M6 ET KARINE LE MARCHAND : 100 ANS D' IMMIGRATION , LES NOUVEAUX FRANÇAIS !


Karine Le Marchand ou l’immigration bisounours

M6, les nouveaux Français… et ces questions qui n’étaient pas au générique


Karine Le Marchand ou l’immigration bisounours
© Thomas BRAUT/CAPTURE D'ECRAN POTICHE PROD/M6

M6 consacrait hier une grande soirée à 100 ans d’immigration en France

Le documentaire était réussi et plaisant à regarder ; il ne niait pas les difficultés de l’intégration. 

Mais, il faudrait toutefois une deuxième soirée pour nous expliquer pourquoi le RN est aux portes du pouvoir, pourquoi le séparatisme alarme les services de renseignements, ou pourquoi certains avancent qu’un pays comme l’Algérie a désormais une 5e colonne dans le pays…


Il est vrai que regarder les affaires du monde sous l’angle de l’optimisme le plus affirmé n’a jamais fait de mal à personne. 

Et que s’ingénier à voir la réalité plus rose qu’elle n’est s’avère quelquefois plutôt gratifiant. 

Enfin, qui irait nier que la bienveillance puisse être une vertu digne d’intérêt ?

 

La petite chaîne qui monte et la Nouvelle France

De l’optimisme, de la bienveillance, le documentaire de M6 diffusé hier soir, présenté par Karine Le Marchand, nous en a servi une assez jolie dose. 

Son titre : « Les nouveaux Français ». 

En sous-titre, « 100 ans d’immigration ».
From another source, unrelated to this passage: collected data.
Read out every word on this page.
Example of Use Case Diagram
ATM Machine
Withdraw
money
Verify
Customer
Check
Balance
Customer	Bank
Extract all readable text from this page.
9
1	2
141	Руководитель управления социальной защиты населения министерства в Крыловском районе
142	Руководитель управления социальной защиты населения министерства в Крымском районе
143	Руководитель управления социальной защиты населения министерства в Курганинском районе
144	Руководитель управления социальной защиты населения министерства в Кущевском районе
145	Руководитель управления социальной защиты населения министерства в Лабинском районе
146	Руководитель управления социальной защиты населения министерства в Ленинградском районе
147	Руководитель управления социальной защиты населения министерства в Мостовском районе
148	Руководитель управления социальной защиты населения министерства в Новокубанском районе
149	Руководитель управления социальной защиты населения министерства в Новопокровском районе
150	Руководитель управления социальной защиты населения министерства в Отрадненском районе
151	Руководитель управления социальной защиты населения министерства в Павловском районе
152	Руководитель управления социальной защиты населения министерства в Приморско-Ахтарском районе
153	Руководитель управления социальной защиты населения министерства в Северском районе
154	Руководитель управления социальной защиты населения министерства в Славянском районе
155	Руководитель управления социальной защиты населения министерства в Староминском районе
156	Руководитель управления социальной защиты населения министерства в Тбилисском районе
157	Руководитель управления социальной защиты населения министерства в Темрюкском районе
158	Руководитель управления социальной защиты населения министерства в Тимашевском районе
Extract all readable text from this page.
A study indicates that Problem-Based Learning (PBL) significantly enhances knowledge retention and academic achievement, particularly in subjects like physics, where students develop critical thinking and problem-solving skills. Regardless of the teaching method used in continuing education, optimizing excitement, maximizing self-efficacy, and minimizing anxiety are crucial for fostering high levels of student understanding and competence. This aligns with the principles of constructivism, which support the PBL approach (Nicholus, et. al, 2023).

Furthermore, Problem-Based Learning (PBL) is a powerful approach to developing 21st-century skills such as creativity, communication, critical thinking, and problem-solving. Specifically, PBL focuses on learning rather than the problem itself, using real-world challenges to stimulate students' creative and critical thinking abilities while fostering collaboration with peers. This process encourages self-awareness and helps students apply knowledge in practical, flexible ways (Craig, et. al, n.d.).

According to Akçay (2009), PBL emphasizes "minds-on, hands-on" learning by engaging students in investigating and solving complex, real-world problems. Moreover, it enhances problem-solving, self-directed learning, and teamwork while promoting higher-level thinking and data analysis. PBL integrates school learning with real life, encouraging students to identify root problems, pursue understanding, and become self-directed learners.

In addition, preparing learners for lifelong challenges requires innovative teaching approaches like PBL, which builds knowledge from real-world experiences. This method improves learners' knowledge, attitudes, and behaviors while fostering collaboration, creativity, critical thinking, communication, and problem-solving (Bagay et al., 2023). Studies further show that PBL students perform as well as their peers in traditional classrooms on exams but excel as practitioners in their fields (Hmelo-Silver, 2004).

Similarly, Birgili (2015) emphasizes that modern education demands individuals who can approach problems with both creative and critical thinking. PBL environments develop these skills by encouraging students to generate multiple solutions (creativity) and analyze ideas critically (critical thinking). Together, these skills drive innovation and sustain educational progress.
OK pour le titre. L’émission nous présentait en effet des personnes qu’on peut effectivement qualifier de « nouveaux Français ».

 Moins évidents en revanche la pertinence de la mention « Cent ans d’immigration ». 

Précisément en raison de l’a priori volontairement positif avec lequel le sujet est abordé.

 A priori au demeurant tout à fait acceptable, sauf à prétendre qu’à lui seul il pourrait permettre une approche réellement objective et satisfaisante du problème si complexe qu’est l’immigration.

A relire: Immigration et démographie urbaine: les cartes à peine croyables de France Stratégie

 

Le documentaire nous présente donc des personnages dont l’intégration a été particulièrement réussie.

 Mieux encore, on a assez vite l’impression d’assister à l’évocation d’une succession de success stories. 

Non seulement les intervenants se sont très bien intégrés, mais en prime ils ont fort bien réussi socialement dans leur parcours. 

Or, on aura bien compris que si l’intégration réussie est la condition nécessaire pour réussir dans le pays d’accueil, elle n’est en aucune manière suffisante. 

Il faut bien autre chose. 

A commencer par des qualités humaines qui ne sont pas données à tout le monde. 

Le caractère, la ténacité, le sens de l’effort.

 Et surtout la volonté farouche d’être aussi français que les Français si ce n’est plus et mieux…

 Et bien sûr, un peu de chance.

Il est bien évident que nous montrer ces personnes avec leur parcours si valorisant ne peut que nous faire du bien. 

Ils nous portent la démonstration que devenir français quand on ne l’est pas d’emblée est possible. 

Mais cela nous montre aussi, en filigrane, en creux, que cela relève, quoi qu’on en dise, de l’exception. 

Pas plus qu’une hirondelle ne fait le printemps comme disait ce bon vieil Aristote, une brochette de destinées d’exception ne saurait à elle seule rendre compte de la réalité de « 100 ans d’immigration ». 

Pas plus d’ailleurs que ces remarquables parcours ne sauraient rendre compte de la réalité de ce que vit le Français moyen, de souche, comme on dit. 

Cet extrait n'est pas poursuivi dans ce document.